All vehicles driving through these zones, including foreign-registered vehicles and two wheelers, must be equipped with a 'clean air' sticker. 

This is known as a 'Crit’Air' vignette and must be placed on the vehicle's windscreen [or the front, such as fork or mudguard, of a motorbike], and show the pollution level of the vehicle.

Read more: A guide to Crit’Air stickers in France

You can buy a Crit’Air sticker for your vehicle through the official website (which is available in English)

The zones are known as ZFEs (zones à faibles émissions). Most ban vehicles of a Crit’Air level 4 and above.

In theory, all towns with a population of 150,000 or above are due to implement a ZFE before January 1, 2025, however local authorities are dubious about bringing in controls.

Read more: Watch out for 2024 Crit’Air car sticker scam in France

Below, our map shows the rules in place within each city as well as the locations where new ZFEs are set to be brought in. Many cities have differing rules on which vehicles can enter.


The list of cities with a ZFE already in place are: 

Grenoble, Montpellier, Strasbourg, Paris, Lyon, Marseille Reims, Toulouse, Montpellier, Nice, Saint-Etienne, Clermont-Ferrand

Grenoble and Montpellier are running an ‘educational period’ with drivers of Crit’Air level 4 vehicles being informed of the rules, but not being penalised. Those driving Crit'Air level 5 cars will face penalties.

Crit’Air level 4 restrictions in Grenoble only apply on weekdays between 08:00 and 19:00.

Crit’Air level 3 vehicles are technically banned in Strasbourg, but drivers are facing an ‘educational period’ with no fines being handed out.

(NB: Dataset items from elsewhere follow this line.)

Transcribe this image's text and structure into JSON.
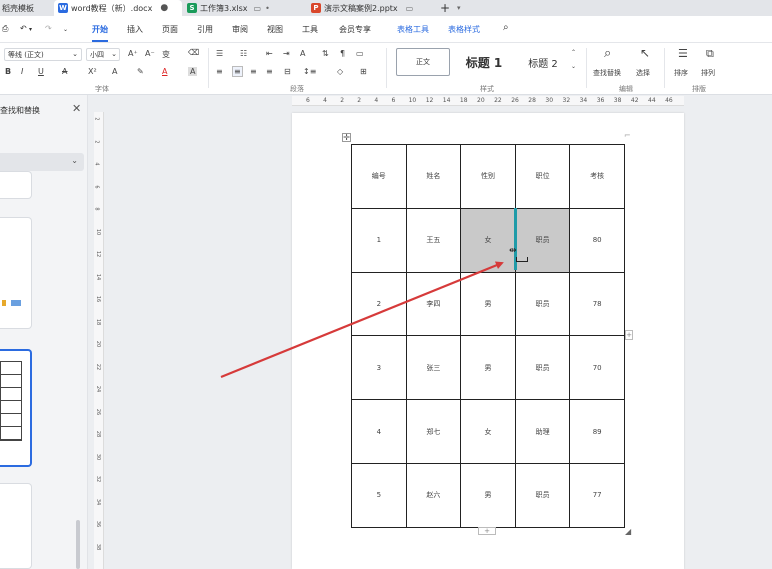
{
  "tabs": [
    {
      "label": "稻壳模板",
      "type": "none",
      "active": false
    },
    {
      "label": "word教程（新）.docx",
      "type": "W",
      "color": "#2b6be0",
      "active": true
    },
    {
      "label": "工作簿3.xlsx",
      "type": "S",
      "color": "#1a9b5a",
      "active": false
    },
    {
      "label": "演示文稿案例2.pptx",
      "type": "P",
      "color": "#d9472b",
      "active": false
    }
  ],
  "menu": {
    "items": [
      "开始",
      "插入",
      "页面",
      "引用",
      "审阅",
      "视图",
      "工具",
      "会员专享",
      "表格工具",
      "表格样式"
    ],
    "active": "开始"
  },
  "ribbon": {
    "font_name": "等线 (正文)",
    "font_size": "小四",
    "group_font": "字体",
    "group_paragraph": "段落",
    "group_styles": "样式",
    "group_edit": "编辑",
    "group_layout": "排版",
    "style_normal": "正文",
    "style_h1": "标题 1",
    "style_h2": "标题 2",
    "find_replace": "查找替换",
    "select": "选择",
    "sort": "排序",
    "arrange": "排列"
  },
  "panel": {
    "title": "查找和替换"
  },
  "ruler": {
    "h": [
      "6",
      "4",
      "2",
      "2",
      "4",
      "6",
      "10",
      "12",
      "14",
      "18",
      "20",
      "22",
      "26",
      "28",
      "30",
      "32",
      "34",
      "36",
      "38",
      "42",
      "44",
      "46"
    ],
    "v": [
      "2",
      "2",
      "4",
      "6",
      "8",
      "10",
      "12",
      "14",
      "16",
      "18",
      "20",
      "22",
      "24",
      "26",
      "28",
      "30",
      "32",
      "34",
      "36",
      "38"
    ]
  },
  "table": {
    "headers": [
      "编号",
      "姓名",
      "性别",
      "职位",
      "考核"
    ],
    "rows": [
      [
        "1",
        "王五",
        "女",
        "职员",
        "80"
      ],
      [
        "2",
        "李四",
        "男",
        "职员",
        "78"
      ],
      [
        "3",
        "张三",
        "男",
        "职员",
        "70"
      ],
      [
        "4",
        "郑七",
        "女",
        "助理",
        "89"
      ],
      [
        "5",
        "赵六",
        "男",
        "职员",
        "77"
      ]
    ]
  },
  "colors": {
    "accent": "#2b6be0",
    "arrow": "#d63a3a",
    "cursor_line": "#1f9ba8",
    "shade": "#c9c9c9"
  }
}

In Paris, Crit’Air level 3 vehicles may be banned before the start of 2025, but this will not come into play before the Olympics.

Toulouse and Montpellier offer ‘passes’ which allow vehicles otherwise banned to access the ZFE for a certain number of days per year.

The cities which have unique rules in place are listed below:

Nice: Cars of a Crit’Air level 5 (and those registered before 1997) are banned, but motorcycles are not yet affected.

Saint-Etienne: Only vehicles first registered before 1997 are banned. Other restrictions apply to lorries and other HGVs.

Clermont-Ferrand: Only vehicles first registered before January 1, 1997 are banned.

Drivers in breach of rules may face fines of €68 per infraction (increased to €135 for drivers of HGVs).

Cities set to bring in restrictions by 2025 are: 

Bayonne, Pau, Perpignan, Nîmes, Avignon, Toulon, Chambéry, Annecy, Annemasse, Dijon, Mulhouse, Nancy, Metz, Amiens, Valenciennes, Doaui-Lens, Lille, Béthune, Dunkerque, Le Havre, Caen, Rennes, Brest, Le Mans, Nantes, Angers, Tours, Orléans, Limoges, and Bordeaux.

In theory, cities with restrictions already in place are meant to steadily increase the number of cars banned from roads. 

Better-than-expected levels of air pollution in cities such as Marseille, however, mean expected changes in 2025 are now no longer set to come into force. 

Read more: Air pollution improvement: Three French cities can ease car ban rules

Exact information on which districts within a city are affected can be found through prefecture websites, as well as any other specific rules relating to lorries or other vehicles.